How Borrowers Typically Use Each Option
Redraw facilities are commonly used by owner-occupiers who want to get ahead on their mortgage and retain the option to access those extra repayments without maintaining a separate account. The absence of a monthly fee makes it a lower-cost option for straightforward owner-occupied lending.
Offset accounts are commonly used by borrowers who hold or plan to hold investment properties, given the tax treatment described above. They are also used by owner-occupiers who want immediate access to their savings or who anticipate the possibility of converting the property to a rental at a future point.
Both are standard offerings across major and non-major lenders in Australia, and the availability, fee structure, and access terms vary by lender and loan product.
Key Takeaways
- An offset account is a separate bank account linked to a loan. Its balance reduces the amount on which interest is calculated without changing the loan balance itself.

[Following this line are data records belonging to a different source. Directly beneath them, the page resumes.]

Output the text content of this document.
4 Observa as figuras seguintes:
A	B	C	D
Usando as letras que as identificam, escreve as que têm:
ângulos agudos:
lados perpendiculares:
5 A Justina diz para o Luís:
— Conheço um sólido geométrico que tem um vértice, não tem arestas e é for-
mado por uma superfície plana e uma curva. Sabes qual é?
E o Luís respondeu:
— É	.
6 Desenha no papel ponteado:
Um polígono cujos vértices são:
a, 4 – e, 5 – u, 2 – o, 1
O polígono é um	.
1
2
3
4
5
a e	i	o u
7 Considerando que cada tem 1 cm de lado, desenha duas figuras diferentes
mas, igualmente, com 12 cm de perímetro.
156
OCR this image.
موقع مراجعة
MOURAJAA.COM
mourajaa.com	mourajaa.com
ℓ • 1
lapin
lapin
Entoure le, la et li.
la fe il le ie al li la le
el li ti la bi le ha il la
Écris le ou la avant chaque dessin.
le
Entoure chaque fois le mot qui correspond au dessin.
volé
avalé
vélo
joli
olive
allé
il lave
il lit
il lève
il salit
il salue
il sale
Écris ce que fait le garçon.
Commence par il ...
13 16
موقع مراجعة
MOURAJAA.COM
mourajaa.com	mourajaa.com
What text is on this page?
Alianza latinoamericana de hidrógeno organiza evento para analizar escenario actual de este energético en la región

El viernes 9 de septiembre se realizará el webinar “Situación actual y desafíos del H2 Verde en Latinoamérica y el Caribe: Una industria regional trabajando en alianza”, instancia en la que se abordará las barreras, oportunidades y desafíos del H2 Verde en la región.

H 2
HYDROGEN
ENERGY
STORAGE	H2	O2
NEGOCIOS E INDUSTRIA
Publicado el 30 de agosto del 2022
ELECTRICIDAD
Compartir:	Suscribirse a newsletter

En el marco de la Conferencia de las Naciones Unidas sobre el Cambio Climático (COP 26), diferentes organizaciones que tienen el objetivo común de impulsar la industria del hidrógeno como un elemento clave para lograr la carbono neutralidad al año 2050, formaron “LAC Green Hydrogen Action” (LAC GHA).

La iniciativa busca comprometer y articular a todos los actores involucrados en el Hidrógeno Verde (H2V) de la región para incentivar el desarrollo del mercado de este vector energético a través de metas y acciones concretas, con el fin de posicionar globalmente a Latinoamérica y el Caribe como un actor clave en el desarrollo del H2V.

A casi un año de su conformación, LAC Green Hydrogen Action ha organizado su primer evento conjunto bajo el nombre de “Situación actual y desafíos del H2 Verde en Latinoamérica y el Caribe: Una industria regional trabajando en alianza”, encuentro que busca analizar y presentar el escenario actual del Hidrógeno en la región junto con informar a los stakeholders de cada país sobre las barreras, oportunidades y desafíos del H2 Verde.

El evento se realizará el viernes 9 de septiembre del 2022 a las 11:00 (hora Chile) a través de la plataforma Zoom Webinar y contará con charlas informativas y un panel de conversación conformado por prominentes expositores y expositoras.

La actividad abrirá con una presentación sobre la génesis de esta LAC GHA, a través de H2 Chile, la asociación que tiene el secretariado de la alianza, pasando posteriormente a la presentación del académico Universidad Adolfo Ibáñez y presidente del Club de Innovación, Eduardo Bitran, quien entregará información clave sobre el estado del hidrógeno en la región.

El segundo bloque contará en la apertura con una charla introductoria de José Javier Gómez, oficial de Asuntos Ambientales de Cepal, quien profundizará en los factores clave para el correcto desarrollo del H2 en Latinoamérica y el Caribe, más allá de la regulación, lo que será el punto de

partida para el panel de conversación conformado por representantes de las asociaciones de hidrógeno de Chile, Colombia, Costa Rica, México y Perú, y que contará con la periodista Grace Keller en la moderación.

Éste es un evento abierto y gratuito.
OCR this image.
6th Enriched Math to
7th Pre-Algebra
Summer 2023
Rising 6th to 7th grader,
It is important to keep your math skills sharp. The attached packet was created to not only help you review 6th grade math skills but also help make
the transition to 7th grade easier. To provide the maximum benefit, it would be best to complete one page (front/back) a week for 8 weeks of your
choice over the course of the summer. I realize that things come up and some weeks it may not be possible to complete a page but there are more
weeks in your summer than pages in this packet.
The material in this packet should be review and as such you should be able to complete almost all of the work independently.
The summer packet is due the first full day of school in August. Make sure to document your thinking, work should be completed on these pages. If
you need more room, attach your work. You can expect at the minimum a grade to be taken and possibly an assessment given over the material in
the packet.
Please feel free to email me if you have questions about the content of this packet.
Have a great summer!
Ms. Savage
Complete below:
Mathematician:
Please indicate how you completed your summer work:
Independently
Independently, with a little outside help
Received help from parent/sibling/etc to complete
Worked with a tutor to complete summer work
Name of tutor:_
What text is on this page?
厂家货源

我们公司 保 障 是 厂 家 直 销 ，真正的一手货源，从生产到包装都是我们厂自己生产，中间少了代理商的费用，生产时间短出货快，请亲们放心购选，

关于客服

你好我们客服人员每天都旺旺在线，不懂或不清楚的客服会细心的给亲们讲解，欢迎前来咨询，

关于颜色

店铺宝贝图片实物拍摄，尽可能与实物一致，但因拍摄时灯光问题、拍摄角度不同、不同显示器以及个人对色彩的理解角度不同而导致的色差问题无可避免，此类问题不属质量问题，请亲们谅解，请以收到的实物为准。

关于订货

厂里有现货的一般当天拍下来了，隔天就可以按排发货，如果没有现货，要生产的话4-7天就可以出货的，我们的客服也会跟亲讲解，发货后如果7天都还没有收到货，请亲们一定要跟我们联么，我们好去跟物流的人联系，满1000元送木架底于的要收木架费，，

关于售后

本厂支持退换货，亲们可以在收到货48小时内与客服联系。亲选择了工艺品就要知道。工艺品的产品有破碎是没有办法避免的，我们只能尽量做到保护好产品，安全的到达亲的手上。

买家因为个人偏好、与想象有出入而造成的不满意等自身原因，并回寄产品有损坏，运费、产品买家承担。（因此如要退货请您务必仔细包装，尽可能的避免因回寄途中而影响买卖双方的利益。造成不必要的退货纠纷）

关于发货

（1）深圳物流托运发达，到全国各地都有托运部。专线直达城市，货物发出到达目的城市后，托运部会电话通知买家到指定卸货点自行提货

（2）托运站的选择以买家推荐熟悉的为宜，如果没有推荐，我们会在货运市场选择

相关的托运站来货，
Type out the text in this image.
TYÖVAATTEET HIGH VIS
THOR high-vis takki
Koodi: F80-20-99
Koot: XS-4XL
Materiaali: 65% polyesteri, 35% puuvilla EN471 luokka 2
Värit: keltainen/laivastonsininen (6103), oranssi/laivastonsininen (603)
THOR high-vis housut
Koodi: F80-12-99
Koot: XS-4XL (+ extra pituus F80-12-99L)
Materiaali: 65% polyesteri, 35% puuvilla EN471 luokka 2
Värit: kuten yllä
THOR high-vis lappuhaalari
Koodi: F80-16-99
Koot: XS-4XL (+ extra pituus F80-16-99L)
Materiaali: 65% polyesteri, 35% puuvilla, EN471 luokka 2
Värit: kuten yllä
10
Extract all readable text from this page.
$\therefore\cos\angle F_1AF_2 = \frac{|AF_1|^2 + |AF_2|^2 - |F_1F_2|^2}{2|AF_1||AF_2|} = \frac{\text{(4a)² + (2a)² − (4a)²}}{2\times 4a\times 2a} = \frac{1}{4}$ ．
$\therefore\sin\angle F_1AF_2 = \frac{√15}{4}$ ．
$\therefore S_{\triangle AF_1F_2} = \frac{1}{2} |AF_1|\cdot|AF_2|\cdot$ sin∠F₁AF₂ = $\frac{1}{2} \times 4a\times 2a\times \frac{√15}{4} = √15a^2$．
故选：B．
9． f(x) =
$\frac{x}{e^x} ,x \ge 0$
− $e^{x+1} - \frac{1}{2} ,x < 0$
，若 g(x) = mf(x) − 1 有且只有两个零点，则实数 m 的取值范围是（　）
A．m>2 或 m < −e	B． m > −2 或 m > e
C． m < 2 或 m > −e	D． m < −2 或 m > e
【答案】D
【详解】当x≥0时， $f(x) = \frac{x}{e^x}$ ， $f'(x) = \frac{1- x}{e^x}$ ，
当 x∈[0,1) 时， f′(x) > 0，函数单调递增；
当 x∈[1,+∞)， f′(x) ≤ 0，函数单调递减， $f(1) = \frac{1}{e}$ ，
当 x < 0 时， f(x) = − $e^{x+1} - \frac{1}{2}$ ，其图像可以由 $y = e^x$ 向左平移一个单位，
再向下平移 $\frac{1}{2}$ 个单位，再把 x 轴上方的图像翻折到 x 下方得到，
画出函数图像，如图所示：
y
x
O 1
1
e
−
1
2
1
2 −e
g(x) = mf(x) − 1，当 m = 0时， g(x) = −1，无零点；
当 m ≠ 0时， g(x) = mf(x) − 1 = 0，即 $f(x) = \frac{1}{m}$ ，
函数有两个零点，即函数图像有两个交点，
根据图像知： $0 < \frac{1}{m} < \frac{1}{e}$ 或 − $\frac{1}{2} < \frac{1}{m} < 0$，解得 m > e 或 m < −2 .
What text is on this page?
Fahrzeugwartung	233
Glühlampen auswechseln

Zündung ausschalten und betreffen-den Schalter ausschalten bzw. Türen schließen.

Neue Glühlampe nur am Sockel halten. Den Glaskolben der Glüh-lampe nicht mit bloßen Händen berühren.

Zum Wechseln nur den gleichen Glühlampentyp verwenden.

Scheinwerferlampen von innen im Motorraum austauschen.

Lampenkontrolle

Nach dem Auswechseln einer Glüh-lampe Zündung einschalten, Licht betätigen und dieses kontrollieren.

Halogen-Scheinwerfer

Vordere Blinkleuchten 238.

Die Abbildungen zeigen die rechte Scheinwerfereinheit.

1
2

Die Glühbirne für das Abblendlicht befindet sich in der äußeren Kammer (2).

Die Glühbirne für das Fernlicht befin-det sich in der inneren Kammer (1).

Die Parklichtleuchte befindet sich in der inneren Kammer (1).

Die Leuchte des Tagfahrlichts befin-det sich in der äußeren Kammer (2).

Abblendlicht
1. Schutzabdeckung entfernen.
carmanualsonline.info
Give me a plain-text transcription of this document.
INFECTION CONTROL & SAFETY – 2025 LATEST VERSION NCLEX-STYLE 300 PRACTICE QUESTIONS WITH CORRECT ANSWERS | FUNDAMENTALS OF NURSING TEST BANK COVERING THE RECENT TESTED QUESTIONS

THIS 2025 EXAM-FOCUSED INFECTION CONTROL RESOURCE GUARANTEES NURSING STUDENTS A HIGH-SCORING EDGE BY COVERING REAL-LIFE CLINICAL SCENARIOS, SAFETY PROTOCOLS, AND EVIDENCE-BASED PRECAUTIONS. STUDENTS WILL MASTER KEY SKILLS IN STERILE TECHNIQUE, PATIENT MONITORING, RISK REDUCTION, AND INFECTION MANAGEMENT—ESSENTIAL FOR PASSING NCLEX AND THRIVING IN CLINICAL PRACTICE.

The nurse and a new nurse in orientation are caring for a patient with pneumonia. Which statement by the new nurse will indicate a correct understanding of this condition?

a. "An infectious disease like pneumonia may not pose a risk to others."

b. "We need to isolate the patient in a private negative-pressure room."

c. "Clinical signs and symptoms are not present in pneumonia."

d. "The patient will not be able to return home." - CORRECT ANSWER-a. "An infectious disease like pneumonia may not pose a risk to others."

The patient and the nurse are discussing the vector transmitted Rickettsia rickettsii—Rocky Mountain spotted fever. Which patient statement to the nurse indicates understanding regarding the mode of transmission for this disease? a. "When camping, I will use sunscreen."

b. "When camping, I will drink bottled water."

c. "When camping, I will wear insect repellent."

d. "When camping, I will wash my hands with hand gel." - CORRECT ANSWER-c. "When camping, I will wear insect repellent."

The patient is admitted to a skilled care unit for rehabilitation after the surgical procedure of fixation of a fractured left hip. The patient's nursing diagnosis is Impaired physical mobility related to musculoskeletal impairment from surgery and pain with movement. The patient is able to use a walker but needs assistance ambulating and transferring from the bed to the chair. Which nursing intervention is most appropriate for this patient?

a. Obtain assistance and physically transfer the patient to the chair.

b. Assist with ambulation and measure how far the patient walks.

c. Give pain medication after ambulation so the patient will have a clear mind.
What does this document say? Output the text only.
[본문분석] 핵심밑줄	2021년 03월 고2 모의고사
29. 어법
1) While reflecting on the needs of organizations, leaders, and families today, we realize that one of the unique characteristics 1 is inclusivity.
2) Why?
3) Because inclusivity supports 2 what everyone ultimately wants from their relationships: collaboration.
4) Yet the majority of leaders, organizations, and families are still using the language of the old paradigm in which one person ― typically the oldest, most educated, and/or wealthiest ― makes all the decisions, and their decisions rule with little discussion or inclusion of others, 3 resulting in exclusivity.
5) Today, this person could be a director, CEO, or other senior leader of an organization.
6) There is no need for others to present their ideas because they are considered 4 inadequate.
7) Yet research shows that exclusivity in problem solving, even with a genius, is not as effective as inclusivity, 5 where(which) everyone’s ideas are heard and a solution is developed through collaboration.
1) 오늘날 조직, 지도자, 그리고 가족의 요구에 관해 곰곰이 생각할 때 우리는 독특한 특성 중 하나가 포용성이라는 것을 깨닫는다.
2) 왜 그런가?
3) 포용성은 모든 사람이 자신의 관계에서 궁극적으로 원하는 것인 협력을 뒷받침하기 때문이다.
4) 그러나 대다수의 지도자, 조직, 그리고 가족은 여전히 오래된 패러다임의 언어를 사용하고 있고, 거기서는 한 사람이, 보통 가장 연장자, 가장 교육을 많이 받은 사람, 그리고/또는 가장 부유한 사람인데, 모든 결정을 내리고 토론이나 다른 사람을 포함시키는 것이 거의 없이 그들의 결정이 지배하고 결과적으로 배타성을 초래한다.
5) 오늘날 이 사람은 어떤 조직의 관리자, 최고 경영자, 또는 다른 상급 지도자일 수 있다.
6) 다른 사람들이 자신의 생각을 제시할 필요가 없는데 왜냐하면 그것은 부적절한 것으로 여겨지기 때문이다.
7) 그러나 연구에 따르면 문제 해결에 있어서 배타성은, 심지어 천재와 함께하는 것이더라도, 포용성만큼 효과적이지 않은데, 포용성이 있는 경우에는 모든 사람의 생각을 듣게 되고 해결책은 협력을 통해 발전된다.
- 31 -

- A redraw facility allows borrowers to withdraw extra repayments they have made into the loan. Those extra repayments reduce the actual loan balance.
- Both produce the same interest saving for the same amount of money. The difference is in tax treatment, access speed, and fees.
- Under ATO Tax Ruling TR 2000/2, redrawn funds are treated as a new borrowing. If those funds are used for personal purposes on an investment loan, the interest on that portion loses its tax deductibility permanently.
- Withdrawing from an offset account does not constitute a new borrowing and does not affect the loan's tax deductibility.
- The ATO is currently data-matching investment property loan redraws against tax returns through the 2025-26 income year.
- When a home with extra repayments made via redraw is converted to a rental, the deductible loan balance is the reduced figure — not the original loan amount.
- Offset accounts carry a monthly fee on most loan products; redraw facilities are typically included at no additional cost.